Composer, Henry W. Cary (original date unknown)
Edited by David Brian Williams © Copyright 2012
The edited version is dedicated to the Bloomington-Normal Community Concert Band
The Sangamon River and "The Land of Lincoln" are bound in Illinois history and legend. Sangamon River country starts in McLean County, southeast of Bloomington, and meanders down through Decatur, Springfield, and joining the Illinois River just east of Beardstown, Illinois. Lincoln spent his early Illinois years growing up along the Sangamon, running flat boats on the Sangamon, Illinois, and Mississippi rivers, and later, his activity as a circuit court lawyer took him throughout Sangamon River country.
The original hand manuscript for this composition is in the Bloomington-Normal Community Concert Band (CCB) library. The hand manuscript appears to have been hastily prepared for a performance with no conductor's score in any form, only the individual parts. My attempts to find information about Henry Cary or the source of this score or the occasion for which it was performed have not been fruitful. Dr. Paul Rosene, a conductor of the CCB many years ago, offers this story about the piece:
During my undergraduate days as a music major at Illinois State Normal University in the 40's Mr. Wayne F. Sherrard was the university band director. I played cornet in the band, and was also the band music librarian. Mr. Henry W. Cary was a close friend of Mr.

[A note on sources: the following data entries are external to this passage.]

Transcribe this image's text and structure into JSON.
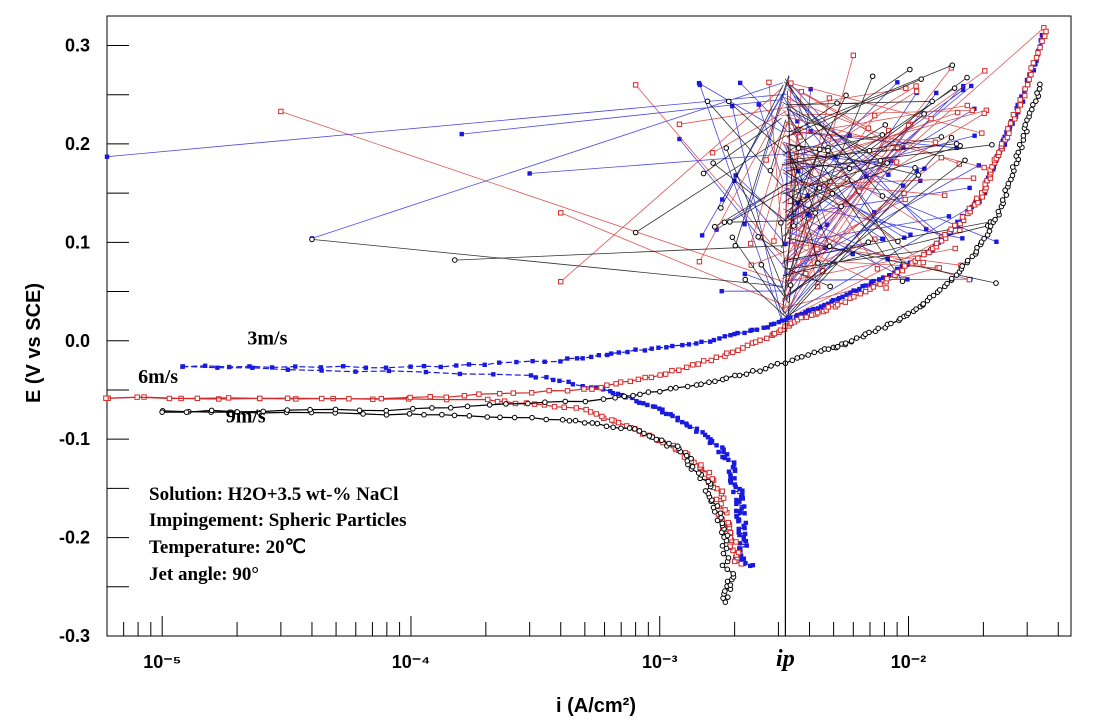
{
  "chart_data": {
    "type": "line",
    "title": "",
    "xlabel": "i (A/cm²)",
    "ylabel": "E (V vs SCE)",
    "xscale": "log",
    "xlim": [
      6e-06,
      0.045
    ],
    "ylim": [
      -0.3,
      0.33
    ],
    "x_ticks": [
      {
        "value": 1e-05,
        "label": "10⁻⁵"
      },
      {
        "value": 0.0001,
        "label": "10⁻⁴"
      },
      {
        "value": 0.001,
        "label": "10⁻³"
      },
      {
        "value": 0.01,
        "label": "10⁻²"
      }
    ],
    "y_ticks": [
      {
        "value": 0.3,
        "label": "0.3"
      },
      {
        "value": 0.2,
        "label": "0.2"
      },
      {
        "value": 0.1,
        "label": "0.1"
      },
      {
        "value": 0.0,
        "label": "0.0"
      },
      {
        "value": -0.1,
        "label": "-0.1"
      },
      {
        "value": -0.2,
        "label": "-0.2"
      },
      {
        "value": -0.3,
        "label": "-0.3"
      }
    ],
    "series": [
      {
        "name": "3m/s",
        "color": "#1a1adf",
        "marker": "filled-square",
        "cathodic": [
          [
            0.0023,
            -0.228
          ],
          [
            0.0021,
            -0.22
          ],
          [
            0.0022,
            -0.2
          ],
          [
            0.0021,
            -0.18
          ],
          [
            0.0021,
            -0.16
          ],
          [
            0.002,
            -0.14
          ],
          [
            0.0019,
            -0.12
          ],
          [
            0.0016,
            -0.1
          ],
          [
            0.0012,
            -0.08
          ],
          [
            0.0009,
            -0.065
          ],
          [
            0.0006,
            -0.05
          ],
          [
            0.0003,
            -0.035
          ],
          [
            1.2e-05,
            -0.026
          ]
        ],
        "anodic": [
          [
            1.2e-05,
            -0.026
          ],
          [
            0.0001,
            -0.027
          ],
          [
            0.0004,
            -0.02
          ],
          [
            0.0008,
            -0.01
          ],
          [
            0.0016,
            0.0
          ],
          [
            0.0025,
            0.012
          ],
          [
            0.0035,
            0.025
          ],
          [
            0.0045,
            0.035
          ],
          [
            0.006,
            0.05
          ],
          [
            0.008,
            0.065
          ],
          [
            0.012,
            0.09
          ],
          [
            0.016,
            0.12
          ],
          [
            0.02,
            0.15
          ],
          [
            0.022,
            0.18
          ],
          [
            0.024,
            0.2
          ],
          [
            0.026,
            0.22
          ],
          [
            0.03,
            0.26
          ],
          [
            0.035,
            0.31
          ]
        ]
      },
      {
        "name": "6m/s",
        "color": "#d42a2a",
        "marker": "open-square",
        "cathodic": [
          [
            0.0021,
            -0.226
          ],
          [
            0.0019,
            -0.2
          ],
          [
            0.0018,
            -0.18
          ],
          [
            0.0017,
            -0.15
          ],
          [
            0.0015,
            -0.13
          ],
          [
            0.0012,
            -0.11
          ],
          [
            0.0008,
            -0.09
          ],
          [
            0.0005,
            -0.07
          ],
          [
            0.0002,
            -0.06
          ],
          [
            6e-06,
            -0.058
          ]
        ],
        "anodic": [
          [
            6e-06,
            -0.058
          ],
          [
            0.0001,
            -0.058
          ],
          [
            0.0005,
            -0.05
          ],
          [
            0.001,
            -0.035
          ],
          [
            0.0018,
            -0.015
          ],
          [
            0.0028,
            0.005
          ],
          [
            0.0035,
            0.02
          ],
          [
            0.005,
            0.035
          ],
          [
            0.008,
            0.06
          ],
          [
            0.012,
            0.09
          ],
          [
            0.016,
            0.12
          ],
          [
            0.02,
            0.15
          ],
          [
            0.022,
            0.18
          ],
          [
            0.025,
            0.21
          ],
          [
            0.03,
            0.26
          ],
          [
            0.036,
            0.315
          ]
        ]
      },
      {
        "name": "9m/s",
        "color": "#000000",
        "marker": "open-circle",
        "cathodic": [
          [
            0.0018,
            -0.265
          ],
          [
            0.0019,
            -0.24
          ],
          [
            0.0018,
            -0.2
          ],
          [
            0.0017,
            -0.17
          ],
          [
            0.0015,
            -0.14
          ],
          [
            0.0012,
            -0.11
          ],
          [
            0.0008,
            -0.09
          ],
          [
            0.0004,
            -0.08
          ],
          [
            0.0001,
            -0.075
          ],
          [
            1e-05,
            -0.072
          ]
        ],
        "anodic": [
          [
            1e-05,
            -0.072
          ],
          [
            0.0001,
            -0.07
          ],
          [
            0.0006,
            -0.06
          ],
          [
            0.0014,
            -0.045
          ],
          [
            0.0025,
            -0.03
          ],
          [
            0.0045,
            -0.01
          ],
          [
            0.006,
            0.0
          ],
          [
            0.009,
            0.02
          ],
          [
            0.012,
            0.04
          ],
          [
            0.016,
            0.07
          ],
          [
            0.02,
            0.1
          ],
          [
            0.024,
            0.14
          ],
          [
            0.027,
            0.18
          ],
          [
            0.03,
            0.22
          ],
          [
            0.034,
            0.26
          ]
        ]
      }
    ],
    "scatter_bursts": [
      {
        "color": "#1a1adf",
        "far_points": [
          [
            6e-06,
            0.187
          ],
          [
            0.00016,
            0.21
          ],
          [
            4e-05,
            0.104
          ],
          [
            0.0003,
            0.17
          ],
          [
            0.0012,
            0.205
          ],
          [
            0.0025,
            0.24
          ]
        ]
      },
      {
        "color": "#d42a2a",
        "far_points": [
          [
            3e-05,
            0.233
          ],
          [
            0.0004,
            0.06
          ],
          [
            0.0004,
            0.13
          ],
          [
            0.0008,
            0.26
          ],
          [
            0.0012,
            0.22
          ],
          [
            0.035,
            0.318
          ],
          [
            0.006,
            0.29
          ]
        ]
      },
      {
        "color": "#000000",
        "far_points": [
          [
            4e-05,
            0.103
          ],
          [
            0.00015,
            0.082
          ],
          [
            0.0008,
            0.11
          ],
          [
            0.0015,
            0.17
          ],
          [
            0.015,
            0.28
          ]
        ]
      }
    ],
    "annotations": [
      {
        "text": "3m/s",
        "x": 2.2e-05,
        "y": -0.004
      },
      {
        "text": "6m/s",
        "x": 8e-06,
        "y": -0.043
      },
      {
        "text": "9m/s",
        "x": 1.8e-05,
        "y": -0.083
      }
    ],
    "ip": {
      "label": "ip",
      "x": 0.0032,
      "y_top": 0.02,
      "y_bottom": -0.3
    }
  },
  "info_box": [
    "Solution: H2O+3.5 wt-% NaCl",
    "Impingement: Spheric Particles",
    "Temperature: 20℃",
    "Jet angle: 90°"
  ]
}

Sherrard, and lived for a while in Illinois. He would visit ISNU often, and bring some of his pieces to Mr. Sherrard. I distinctly recall that we read through the Sangamon Rinver Walzes during those days. I met Mr. Cary at that time and several times he mentioned his love of music. Mr. Sherrard also had contacts in Iowa, where Mr. Cary spent his younger days. They had much in common. Mr. Cary was also a painter, a true artist with many wonderful works to his credit.
Imagine this set of waltzes, done in the style of Strauss waltzes, being performed for a grand ball of Lincoln's time. The women are dressed in their finest, colorful gowns with all their hoops and corsets; the men in black-tie formal dress or their military uniforms. The piece begins with a fanfare announcing the evening's ball followed by a promenade in 4/4 as the guests arrive and greet one another. Then there are five waltzes for the evening in various styles and moods: Waltz #1 is a slow, formal grand waltz; Waltz #2 is a leisurely waltz at a moderato tempo; Waltz #3 is graceful and lilting with trumpet solo; Waltz #4 is spritely and fun with bells and wind arpeggios; and Waltz #5 offers a rollicking circus tempo to climax the evening. The piece then returns to the grand waltz--a chance to catch the dancers' breath-- before an exhilarating final coda. The tempo markings have been carefully selected in keeping with typical Strauss waltzes.
Given the regional interest in the Sangamon River, I recreated this work in an edited and revised version. In the process of doing so, considerable editing was required to fix original errors in manuscript preparation; bring consistency to expression, articulation, and other score markings; update instrumentation (originally scored for Db Piccolo, Eb Horns, Cornets with no Trumpet); and personally enhance the bandestration throughout to provide better balance and more variety. The original key was concert Ab. My personal apologies to Mr. Cary, whereever he may be, if I strayed too far from his original intentions for this delightful set of waltzes for wind band.
The first performance of the new edited version was in the Spring of 2012 for the CCB's concert at Westminster Village, Bloomington. It was performed again during a Franklin Park 2012 summer concert honoring Abraham Lincoln.